Je vois très bien que l’urbanisation réunit toutes les conditions nécessaires pour occuper un lieu distinct parmi les sciences qui enseignent à l’homme le chemin de son perfectionnement, un lieu que les techniciens et les philosophes se hâteront de lui concéder dès qu’elle aura été étudiée, analysée et dûment comprise.

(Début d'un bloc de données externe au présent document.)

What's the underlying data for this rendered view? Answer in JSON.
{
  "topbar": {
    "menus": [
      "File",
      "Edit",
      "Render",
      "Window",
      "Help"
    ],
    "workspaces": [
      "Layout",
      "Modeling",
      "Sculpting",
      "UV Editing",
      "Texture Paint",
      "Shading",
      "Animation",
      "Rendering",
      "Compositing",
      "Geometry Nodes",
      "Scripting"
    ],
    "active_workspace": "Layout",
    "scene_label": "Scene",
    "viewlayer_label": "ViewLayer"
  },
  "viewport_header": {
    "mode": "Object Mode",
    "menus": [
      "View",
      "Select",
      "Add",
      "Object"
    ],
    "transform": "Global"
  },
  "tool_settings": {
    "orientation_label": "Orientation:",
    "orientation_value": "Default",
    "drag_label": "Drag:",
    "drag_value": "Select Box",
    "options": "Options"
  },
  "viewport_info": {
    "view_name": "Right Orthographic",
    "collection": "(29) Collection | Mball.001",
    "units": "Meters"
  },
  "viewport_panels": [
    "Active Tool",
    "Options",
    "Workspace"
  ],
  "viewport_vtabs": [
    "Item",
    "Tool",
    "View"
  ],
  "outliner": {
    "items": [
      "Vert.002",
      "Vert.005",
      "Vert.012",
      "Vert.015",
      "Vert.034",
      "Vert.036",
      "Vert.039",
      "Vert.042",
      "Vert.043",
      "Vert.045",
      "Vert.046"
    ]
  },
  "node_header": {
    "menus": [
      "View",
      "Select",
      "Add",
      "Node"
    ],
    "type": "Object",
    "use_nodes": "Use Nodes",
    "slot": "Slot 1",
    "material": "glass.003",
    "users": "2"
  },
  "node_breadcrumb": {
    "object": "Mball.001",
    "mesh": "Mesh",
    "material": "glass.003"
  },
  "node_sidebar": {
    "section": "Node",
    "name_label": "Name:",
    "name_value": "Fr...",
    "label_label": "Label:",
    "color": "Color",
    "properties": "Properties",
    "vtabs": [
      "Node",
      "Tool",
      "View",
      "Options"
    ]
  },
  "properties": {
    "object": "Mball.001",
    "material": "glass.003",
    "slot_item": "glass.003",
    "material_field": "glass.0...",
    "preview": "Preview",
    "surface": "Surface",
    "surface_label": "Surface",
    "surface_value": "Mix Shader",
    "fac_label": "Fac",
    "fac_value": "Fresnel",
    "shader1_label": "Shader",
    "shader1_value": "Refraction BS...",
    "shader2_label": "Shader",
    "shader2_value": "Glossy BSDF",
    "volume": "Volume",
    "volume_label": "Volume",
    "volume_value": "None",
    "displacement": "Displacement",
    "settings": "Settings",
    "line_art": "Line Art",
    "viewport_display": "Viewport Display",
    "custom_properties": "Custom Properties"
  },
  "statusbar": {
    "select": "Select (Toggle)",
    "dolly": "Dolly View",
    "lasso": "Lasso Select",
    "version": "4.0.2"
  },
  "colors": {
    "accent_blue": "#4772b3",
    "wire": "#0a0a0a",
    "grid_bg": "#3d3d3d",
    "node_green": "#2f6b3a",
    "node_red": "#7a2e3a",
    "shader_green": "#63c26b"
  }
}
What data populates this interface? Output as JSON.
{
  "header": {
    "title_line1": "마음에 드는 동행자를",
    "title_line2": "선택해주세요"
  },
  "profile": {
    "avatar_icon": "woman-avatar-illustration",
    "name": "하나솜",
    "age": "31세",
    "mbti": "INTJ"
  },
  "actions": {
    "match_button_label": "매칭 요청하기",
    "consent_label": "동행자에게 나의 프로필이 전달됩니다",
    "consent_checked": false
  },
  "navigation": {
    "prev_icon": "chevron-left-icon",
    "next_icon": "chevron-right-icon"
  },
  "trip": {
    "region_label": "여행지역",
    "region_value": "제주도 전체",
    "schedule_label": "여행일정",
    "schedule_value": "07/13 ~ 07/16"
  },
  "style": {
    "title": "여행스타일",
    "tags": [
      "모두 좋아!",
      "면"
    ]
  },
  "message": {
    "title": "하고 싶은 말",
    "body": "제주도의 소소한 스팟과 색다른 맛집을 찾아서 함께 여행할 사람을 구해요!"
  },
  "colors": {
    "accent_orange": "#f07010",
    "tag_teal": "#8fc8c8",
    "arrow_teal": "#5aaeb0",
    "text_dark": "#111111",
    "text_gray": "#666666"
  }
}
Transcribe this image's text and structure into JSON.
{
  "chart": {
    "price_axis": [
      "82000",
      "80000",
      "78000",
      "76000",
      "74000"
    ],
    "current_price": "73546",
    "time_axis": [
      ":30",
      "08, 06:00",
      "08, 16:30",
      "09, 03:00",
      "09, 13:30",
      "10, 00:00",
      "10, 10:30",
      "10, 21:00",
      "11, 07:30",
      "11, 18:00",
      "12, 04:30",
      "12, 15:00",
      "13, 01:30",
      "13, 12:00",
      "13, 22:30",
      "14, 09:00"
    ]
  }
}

En attendant, l’urbanisation ne peut aujourd’hui qu’aspirer à être connue et considérée comme un fait admirable par sa complexité et d’une importance considérable par l’influence qu’elle a exercée, qu’elle exerce et exercera toujours dans la vie de l’homme social.

De ce point de vue, l’urbanisation est simplement un groupement de constructions mises en relation et en communication de telle sorte que les habitants puissent se rencontrer, s’aider, se défendre et se rendre tous ces services qui concourent à l’accroissement du bien-être collectif et de la prospérité commune.

Ce fait, dont on attribue généralement l’origine et le développement au hasard, obéit cependant, pour l’observateur philosophe, à des principes immuables, à des règles fixes, et satisfait une fin hautement humanitaire.

Édition originale de Théorie générale de l’urbanisation

Pavé de 800 pages, cette théorie générale de Cerdà, ingénieur féru de philosophie sociale et de données, condense une pensée, une pratique et des propositions. L’auteur retrace les fondements et l’histoire de l’urbanisation. Il dessine aussi, mêlant théorie et statistiques, les axes de la Barcelone du futur.

Habitation, construction et civilisation

Dans le monde, toutes les choses ont une origine, et l’urbanisation ne peut pas constituer une exception. Mais où chercher son origine ? Dans l’histoire des nations ? Non, parce que cette histoire-là décrit les grands événements des groupements humains. Et quand elle s’abaisse parfois à nous décrire leur façon de vivre, nous rencontrons une urbanisation déjà très développée et non à ses débuts. Alors faudra-t-il chercher son origine dans l’histoire d’un peuple quelconque ? Non, parce que l’urbanisation existait avant que ce peuple n’existe. Faudra-t-il alors la chercher dans l’histoire de l’humanité ? Oui, mais pas dans cette histoire, telle qu’elle a été écrite : dans l’histoire de l’homme primitif, de l’homme naturel, de l’individu, puisque le premier homme a dû nécessairement posséder un abri, un refuge. Là où se trouve ce premier refuge se trouve également l’origine de l’urbanisation. La nécessité du logement est l’origine de l’urbanisation.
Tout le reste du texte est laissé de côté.